Ao modo como a cada vez que nos mexíamos

todo o ninho reagia, assim como à chegada

de uma mamãe que demorou para voltar,

me perguntei se a mãe de fato tornaria

depois que a cena toda havia se alterado

e se o arranjo não fora assustá-la ainda mais.

Não dava, entanto, para esperar e assistir.

Havia grande risco em fazermos o bem,

mas impossível foi sonegar o melhor,

não obstante o perigo; e o anteparo findamos

que havias começado, e a sombra devolvemos

que lhes fora tirada. – Era o que nos cumpria.

Por que então não há mais nada que relatar?

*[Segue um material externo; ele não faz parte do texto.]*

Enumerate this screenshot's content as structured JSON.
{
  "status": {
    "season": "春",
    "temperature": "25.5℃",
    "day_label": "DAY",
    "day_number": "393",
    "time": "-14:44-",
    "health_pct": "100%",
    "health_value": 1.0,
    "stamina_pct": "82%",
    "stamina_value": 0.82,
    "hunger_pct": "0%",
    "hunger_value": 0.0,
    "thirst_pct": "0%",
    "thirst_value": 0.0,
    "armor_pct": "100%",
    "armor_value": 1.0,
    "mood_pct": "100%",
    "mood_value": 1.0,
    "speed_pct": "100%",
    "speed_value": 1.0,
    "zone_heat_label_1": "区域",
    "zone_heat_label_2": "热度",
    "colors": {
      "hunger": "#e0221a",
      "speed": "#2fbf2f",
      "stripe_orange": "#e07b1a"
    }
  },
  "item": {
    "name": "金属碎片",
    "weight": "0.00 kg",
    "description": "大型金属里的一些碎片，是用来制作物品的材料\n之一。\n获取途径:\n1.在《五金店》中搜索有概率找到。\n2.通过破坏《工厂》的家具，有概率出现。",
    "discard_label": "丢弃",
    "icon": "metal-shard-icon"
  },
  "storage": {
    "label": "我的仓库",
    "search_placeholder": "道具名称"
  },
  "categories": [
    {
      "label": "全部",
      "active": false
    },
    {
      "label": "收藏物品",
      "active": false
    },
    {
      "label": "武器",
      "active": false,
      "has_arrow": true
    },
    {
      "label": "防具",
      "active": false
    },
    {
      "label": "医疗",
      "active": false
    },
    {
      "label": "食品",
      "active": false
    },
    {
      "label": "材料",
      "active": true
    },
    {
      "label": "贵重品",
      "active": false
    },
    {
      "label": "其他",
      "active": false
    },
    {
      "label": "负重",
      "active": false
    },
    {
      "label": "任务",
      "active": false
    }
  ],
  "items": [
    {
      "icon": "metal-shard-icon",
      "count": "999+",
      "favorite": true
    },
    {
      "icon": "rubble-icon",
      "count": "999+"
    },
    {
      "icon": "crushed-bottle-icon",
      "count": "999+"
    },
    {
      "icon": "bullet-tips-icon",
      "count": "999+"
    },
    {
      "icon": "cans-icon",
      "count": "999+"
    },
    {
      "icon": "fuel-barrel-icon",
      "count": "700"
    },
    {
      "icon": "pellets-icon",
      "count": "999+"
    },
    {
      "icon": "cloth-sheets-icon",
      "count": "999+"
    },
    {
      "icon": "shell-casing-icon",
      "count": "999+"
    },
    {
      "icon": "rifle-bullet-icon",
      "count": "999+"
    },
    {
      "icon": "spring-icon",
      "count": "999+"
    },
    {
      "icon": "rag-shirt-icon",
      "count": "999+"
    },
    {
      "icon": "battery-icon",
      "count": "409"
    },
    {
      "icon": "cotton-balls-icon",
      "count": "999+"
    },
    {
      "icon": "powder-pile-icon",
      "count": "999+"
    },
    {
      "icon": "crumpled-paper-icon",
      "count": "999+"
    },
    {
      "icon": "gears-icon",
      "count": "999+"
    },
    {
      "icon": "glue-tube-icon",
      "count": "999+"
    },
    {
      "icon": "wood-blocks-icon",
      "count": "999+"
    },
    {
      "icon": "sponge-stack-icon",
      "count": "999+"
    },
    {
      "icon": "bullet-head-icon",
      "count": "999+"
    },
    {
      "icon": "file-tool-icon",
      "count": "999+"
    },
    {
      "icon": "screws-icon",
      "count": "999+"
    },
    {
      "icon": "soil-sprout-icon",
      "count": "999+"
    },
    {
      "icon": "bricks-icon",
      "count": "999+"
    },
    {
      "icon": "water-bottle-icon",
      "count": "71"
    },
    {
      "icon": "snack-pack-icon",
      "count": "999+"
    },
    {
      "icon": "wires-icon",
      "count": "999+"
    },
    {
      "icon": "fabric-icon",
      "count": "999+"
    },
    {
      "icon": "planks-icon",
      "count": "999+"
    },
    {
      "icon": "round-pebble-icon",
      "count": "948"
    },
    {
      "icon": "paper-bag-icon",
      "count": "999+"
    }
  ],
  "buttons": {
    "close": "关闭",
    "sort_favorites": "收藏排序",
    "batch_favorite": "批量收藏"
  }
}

Passamos a outra coisa. E não tenho lembrança

de haver tornado lá – por acaso te lembras? –,

isto é, de retornar e ver se os passarinhos

haviam resistido a uma primeira noite,

para aprender a usar as suas próprias asas.

 

 

 

ATADO E LIVRE

 

O Amor se prende à terra, onde repousa,

com outeiros e braços ao redor

e muros que o protegem do temor. –

Mas o Pensar prescinde dessas coisas,

pois dispõe de um par de asas corajosas.

 

Por neves, turfa, areias, vê a gente

que em tudo deixa o Amor seu fundo traço:

cingindo o mundo num estreito abraço,

e é sempre assim e assim vive contente.

Mas o Pensar se livra da corrente.

 

O Pensar corre a noite constelada

e na distante Sírius se assenta,

até que o dia lúcido o afugenta.

Com a bela plumagem chamuscada,

retorna à Terra firme, costumada.

 

O que ganha no céu tem seu lugar.

Mas dizem uns que o Amor, mesmo enleado,

sem se mover, domínio tem firmado

de cada coisa bela que o Pensar

vai longe – noutra estrela – procurar.

 

 

 

DEVOÇÃO

 

O coração não tem, a que se devotar,

Coisa maior que ser falésia junto ao mar:

Manter a curva de uma sóbria posição

Contra uma eterna repetição.

 

 

 

PASSANDO INCÓGNITO

 

É em vão que se ergue a voz, que se suspira

Sob o rumor das folhas, que respira:

Que fazes, entre a sombra secular

Das ramas, ocupado com luz e ar?

 

Do que a modesta orquídea menos sabes,

Feliz do brilho pouco que lhe cabe,

Que das folhas que a adornam não é dona,

Cuja flor para o solo se flexiona.

 

Por uma dobra a base lhe arrebatas –

E pareces pequeno ao pé das matas.

Desprende-se uma folha e cai, singela,

Sem trazer o teu nome escrito nela.

 

Cumpres tua hora e segues adiante.

E as matas ficam, seja como for,

Sem darem pela falta dessa flor

Que tomaste como um troféu do instante.